The film follows Yusuf (portrayed with touching vulnerability by Samet Yildiz), a pupil at a remote, all-boys boarding school in Turkey. With a snowy storm rolling in and leaving the school isolated in the hills, it’s a setting entirely detached from civilisation – which becomes an issue when Yusuf’s friend Memo (Nurullah Alaca) falls ill of an unknown ailment.

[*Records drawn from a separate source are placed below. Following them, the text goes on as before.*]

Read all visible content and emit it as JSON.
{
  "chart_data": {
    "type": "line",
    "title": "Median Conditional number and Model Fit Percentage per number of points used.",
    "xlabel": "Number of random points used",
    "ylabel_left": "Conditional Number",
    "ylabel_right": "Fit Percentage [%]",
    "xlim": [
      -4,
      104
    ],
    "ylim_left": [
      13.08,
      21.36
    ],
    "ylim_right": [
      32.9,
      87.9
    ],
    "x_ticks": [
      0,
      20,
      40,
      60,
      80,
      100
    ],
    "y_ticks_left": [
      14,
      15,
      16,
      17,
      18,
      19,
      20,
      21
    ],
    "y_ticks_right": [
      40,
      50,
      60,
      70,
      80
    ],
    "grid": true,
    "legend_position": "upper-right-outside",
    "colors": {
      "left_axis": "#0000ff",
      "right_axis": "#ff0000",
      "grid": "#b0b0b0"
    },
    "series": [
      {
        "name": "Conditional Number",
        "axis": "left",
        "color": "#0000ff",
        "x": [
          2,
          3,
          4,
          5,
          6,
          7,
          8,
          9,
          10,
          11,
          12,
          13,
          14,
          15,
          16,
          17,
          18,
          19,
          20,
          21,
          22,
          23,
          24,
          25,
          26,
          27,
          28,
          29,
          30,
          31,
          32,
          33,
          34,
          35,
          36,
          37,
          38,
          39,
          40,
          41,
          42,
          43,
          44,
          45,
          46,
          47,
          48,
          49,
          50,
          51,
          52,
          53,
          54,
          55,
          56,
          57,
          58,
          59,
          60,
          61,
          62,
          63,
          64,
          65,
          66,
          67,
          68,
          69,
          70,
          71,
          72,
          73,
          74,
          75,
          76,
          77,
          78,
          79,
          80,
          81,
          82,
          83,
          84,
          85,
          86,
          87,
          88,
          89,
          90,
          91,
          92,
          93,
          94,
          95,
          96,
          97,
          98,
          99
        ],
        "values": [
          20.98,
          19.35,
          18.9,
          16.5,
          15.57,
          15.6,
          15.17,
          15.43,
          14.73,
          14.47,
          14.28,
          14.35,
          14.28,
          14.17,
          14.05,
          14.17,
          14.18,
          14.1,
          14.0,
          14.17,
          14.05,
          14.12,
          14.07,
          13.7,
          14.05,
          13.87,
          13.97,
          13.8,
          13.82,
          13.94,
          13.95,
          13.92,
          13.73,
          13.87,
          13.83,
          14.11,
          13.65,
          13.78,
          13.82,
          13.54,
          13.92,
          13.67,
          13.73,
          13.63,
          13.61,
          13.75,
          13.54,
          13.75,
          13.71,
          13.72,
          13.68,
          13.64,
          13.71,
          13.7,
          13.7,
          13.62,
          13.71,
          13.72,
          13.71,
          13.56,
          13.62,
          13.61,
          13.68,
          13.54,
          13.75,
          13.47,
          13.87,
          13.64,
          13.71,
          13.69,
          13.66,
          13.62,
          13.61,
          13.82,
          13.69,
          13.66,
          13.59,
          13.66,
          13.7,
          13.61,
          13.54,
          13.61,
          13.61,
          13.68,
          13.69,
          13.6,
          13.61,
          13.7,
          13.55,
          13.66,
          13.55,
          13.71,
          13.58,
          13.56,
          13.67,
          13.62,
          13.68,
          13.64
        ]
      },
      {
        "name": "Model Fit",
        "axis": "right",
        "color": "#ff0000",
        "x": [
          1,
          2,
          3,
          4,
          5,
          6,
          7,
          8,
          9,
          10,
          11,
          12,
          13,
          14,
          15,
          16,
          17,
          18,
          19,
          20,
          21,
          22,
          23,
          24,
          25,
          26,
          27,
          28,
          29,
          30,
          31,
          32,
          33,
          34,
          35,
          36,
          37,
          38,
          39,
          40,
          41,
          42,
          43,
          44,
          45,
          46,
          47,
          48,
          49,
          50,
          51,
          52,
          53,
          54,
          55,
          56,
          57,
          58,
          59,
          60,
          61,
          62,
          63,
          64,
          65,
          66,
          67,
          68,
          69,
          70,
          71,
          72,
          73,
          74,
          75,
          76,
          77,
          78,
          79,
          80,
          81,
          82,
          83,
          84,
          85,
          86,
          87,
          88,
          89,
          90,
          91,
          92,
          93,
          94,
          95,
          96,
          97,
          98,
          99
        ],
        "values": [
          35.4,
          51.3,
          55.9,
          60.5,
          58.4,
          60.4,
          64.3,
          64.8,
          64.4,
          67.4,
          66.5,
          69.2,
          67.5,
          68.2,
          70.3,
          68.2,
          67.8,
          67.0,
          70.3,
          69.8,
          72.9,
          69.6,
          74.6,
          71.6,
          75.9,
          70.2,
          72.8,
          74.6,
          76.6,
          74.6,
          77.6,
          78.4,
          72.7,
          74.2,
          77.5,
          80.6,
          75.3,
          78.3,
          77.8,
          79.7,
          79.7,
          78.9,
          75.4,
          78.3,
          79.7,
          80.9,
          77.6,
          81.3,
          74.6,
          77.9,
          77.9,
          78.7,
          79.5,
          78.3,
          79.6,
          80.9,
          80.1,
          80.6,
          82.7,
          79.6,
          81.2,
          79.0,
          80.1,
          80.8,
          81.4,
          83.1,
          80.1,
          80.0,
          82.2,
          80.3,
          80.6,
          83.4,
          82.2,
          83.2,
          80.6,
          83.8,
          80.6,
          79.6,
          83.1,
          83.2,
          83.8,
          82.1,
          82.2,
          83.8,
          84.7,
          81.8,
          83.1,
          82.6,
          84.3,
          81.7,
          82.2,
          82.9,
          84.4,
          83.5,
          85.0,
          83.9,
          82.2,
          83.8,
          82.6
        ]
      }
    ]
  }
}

What follows is a tense, desperate scramble to decipher the cause behind Memo’s sudden decline in health, and a race to get the help he needs in such desolate conditions. As such, it’s a gripping watch that breezes past its 90-minute runtime. Karahan paces the film with such precision, almost feeling like a play at points: he introduces characters steadily and purposefully, with each new entry into the quest to save Memo adding a new layer of nuance. Some members of the faculty genuinely want to help Memo; others are there purely to cover their own backs, sweeping away their secrets.

Yet even more than an intensely watchable thriller, the setting and context behind Brother’s Keeper is equally fascinating. We never learn too much about the boarding school Yusuf and Memo go to — who sent them there, how they became friends — but Karahan captures the toxic atmosphere poisoning the pupils from within. Unruly students are whipped, slapped, forced to bathe in freezing water, and have their heads shaved – and it creates such a claustrophobic atmosphere, with these regimented, authoritarian acts occurring in a place where the boys simply cannot escape.

It makes Brother’s Keeper a two-pronged double-punch of cinematic quality. You’ll be gripped both by the character-driven, convincingly performed plot, and the seeds of brutality and injustice that lie within the setting. It captures the ceaseless tug-of-war between childhood liberty and innocence against a landscape that is so biting in its oppressiveness, with thematic ideas just as interesting as the main plot. It’s not often a film can strike that balance with such panache: but Brother’s Keeper proves its worth on many levels.